Our next step is to configure our default (white list rules). Select the Executable Rules node – right click and choose Create Default Rules.
You should now have three new rules. Before continuing, select the Scripts Rules node and generate the default rules for that node as well.
Notice that the Condition column for each rule specifies “Path”. Let’s break down a rule. Take the default rule “All files located in the Program Files folder”. The rule literally states “Allow Everyone to Run Any Executable (.EXE/.COM) that has a location of C:\Program Files\* (and if needed, C:\Program Files (x86)\*). When your environment deploys software centrally, you can see how simple AppLocker is to maintain.
Let’s say that you have a legacy software that installs to the root of a drive (C:\). With AppLocker enabled, it obviously will not be allowed to run. With just the default rules, the legacy application does exist in C:\Windows\* or C:\Program Files\*. For these unique applications, we will need to create a specific application rule.
Creating a new rule
Creating a new rule is easy. As an example, we are going to create a new folder in root of C:\. We will then copy notepad.exe to this folder and use it as our legacy application. Once we have linked our GPO and restarted our test machine, we can log in as a standard user to test AppLocker. When you try to launch the legacy application, you should receive this error message:
Now that we’ve verified that AppLocker is doing its job, let’s create an exception for the legacy app. Right click on Executable Rules and select Automatically Generate Rules. While you can manually create rules by selecting Create New Rule, rules create automatically will always adhere to Microsoft’s best practices.
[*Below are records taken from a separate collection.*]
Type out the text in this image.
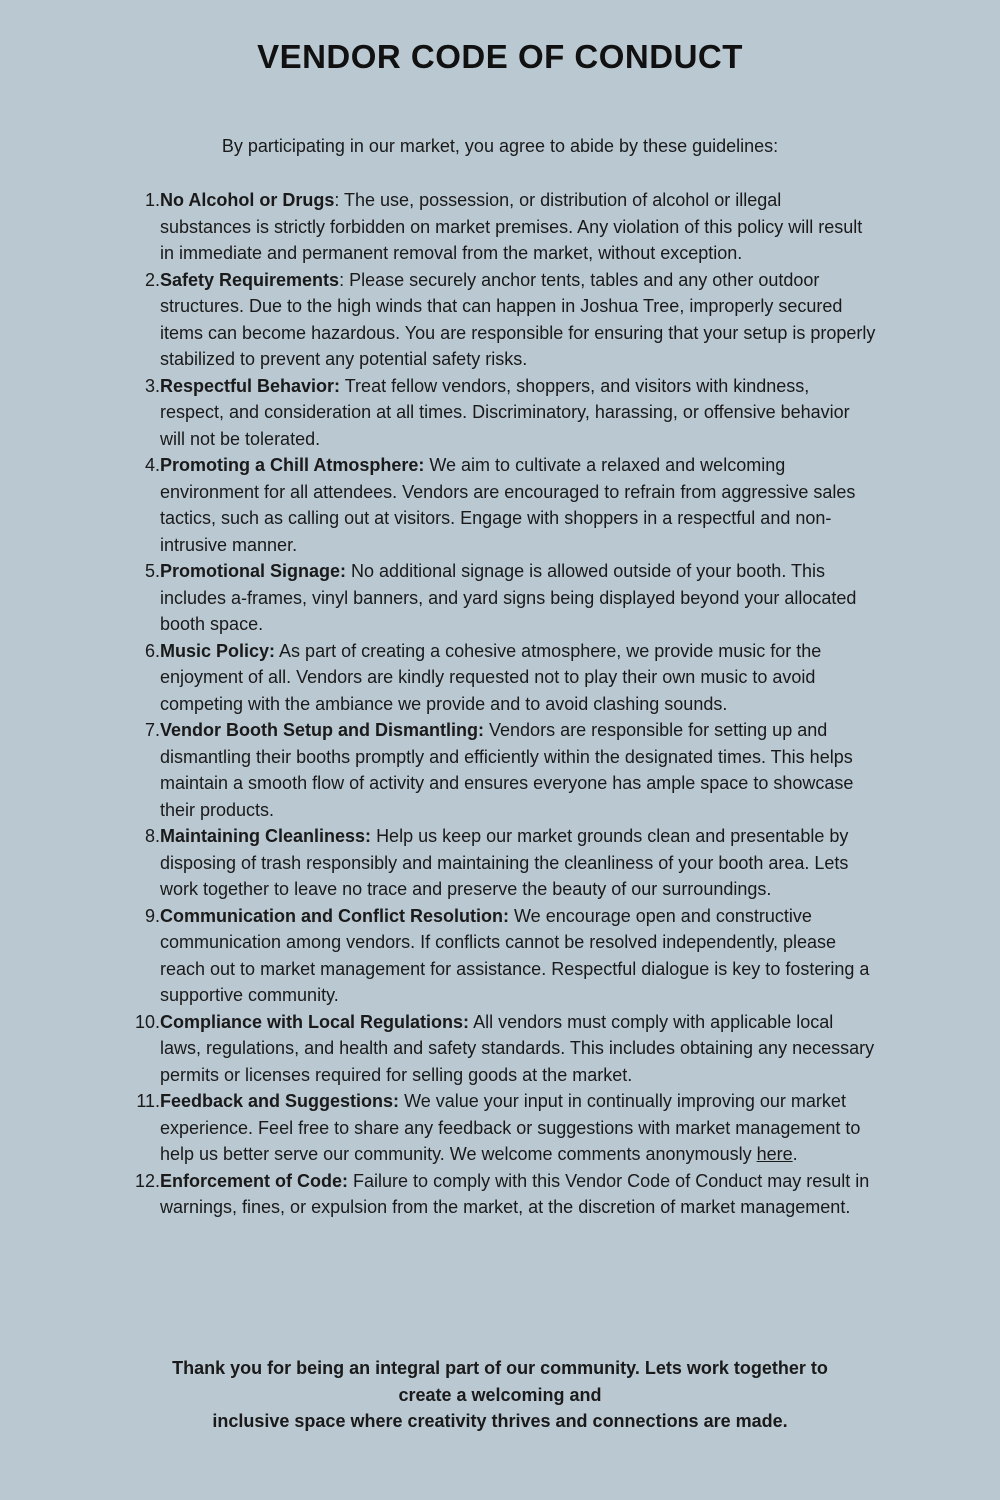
VENDOR CODE OF CONDUCT

By participating in our market, you agree to abide by these guidelines:

1. No Alcohol or Drugs: The use, possession, or distribution of alcohol or illegal substances is strictly forbidden on market premises. Any violation of this policy will result in immediate and permanent removal from the market, without exception.
2. Safety Requirements: Please securely anchor tents, tables and any other outdoor structures. Due to the high winds that can happen in Joshua Tree, improperly secured items can become hazardous. You are responsible for ensuring that your setup is properly stabilized to prevent any potential safety risks.
3. Respectful Behavior: Treat fellow vendors, shoppers, and visitors with kindness, respect, and consideration at all times. Discriminatory, harassing, or offensive behavior will not be tolerated.
4. Promoting a Chill Atmosphere: We aim to cultivate a relaxed and welcoming environment for all attendees. Vendors are encouraged to refrain from aggressive sales tactics, such as calling out at visitors. Engage with shoppers in a respectful and non-intrusive manner.
5. Promotional Signage: No additional signage is allowed outside of your booth. This includes a-frames, vinyl banners, and yard signs being displayed beyond your allocated booth space.
6. Music Policy: As part of creating a cohesive atmosphere, we provide music for the enjoyment of all. Vendors are kindly requested not to play their own music to avoid competing with the ambiance we provide and to avoid clashing sounds.
7. Vendor Booth Setup and Dismantling: Vendors are responsible for setting up and dismantling their booths promptly and efficiently within the designated times. This helps maintain a smooth flow of activity and ensures everyone has ample space to showcase their products.
8. Maintaining Cleanliness: Help us keep our market grounds clean and presentable by disposing of trash responsibly and maintaining the cleanliness of your booth area. Lets work together to leave no trace and preserve the beauty of our surroundings.
9. Communication and Conflict Resolution: We encourage open and constructive communication among vendors. If conflicts cannot be resolved independently, please reach out to market management for assistance. Respectful dialogue is key to fostering a supportive community.
10. Compliance with Local Regulations: All vendors must comply with applicable local laws, regulations, and health and safety standards. This includes obtaining any necessary permits or licenses required for selling goods at the market.
11. Feedback and Suggestions: We value your input in continually improving our market experience. Feel free to share any feedback or suggestions with market management to help us better serve our community. We welcome comments anonymously here.
12. Enforcement of Code: Failure to comply with this Vendor Code of Conduct may result in warnings, fines, or expulsion from the market, at the discretion of market management.

Thank you for being an integral part of our community. Lets work together to create a welcoming and
inclusive space where creativity thrives and connections are made.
Selecting Automatically Generate Rules will launch a Rule wizard, in the wizard change the browse location to the LegacyApp folder and select Next. You can now choose the rule type. Rules can be one of three types: Certificate, Hash, or Path rule. When creating a rule, you should always try to create a digitally signed (certificate) rule first. If the files are not signed, you will have to choose between a hash or path rule. You will generally choose a hash rule if the executable is rarely updated. Because a hash rule only applies to a very specific version of a file, updating a program will require you to also update the hash rule. A path rule is your final option. It should normally be a last resort and should never apply in a folder where a standard user can write to.
Knowing the rule types, we can select the default rule type in the Rule wizard. We can then press Next and finally create our rule.
Your executable rule list should now list your new rule. After running a Group Policy Update on our test machine, our legacy application will now run.
AppLocker is an incredibly powerful security tool. By implicitly denying all untrusted applications, you can secure your organization against the unknown. When paired with User Account Control, users are unable to install or execute malicious (or just unwanted) applications. If you haven’t, begin rolling out (or tightening) both of these technologies. I assure you, it will make your IT life much easier!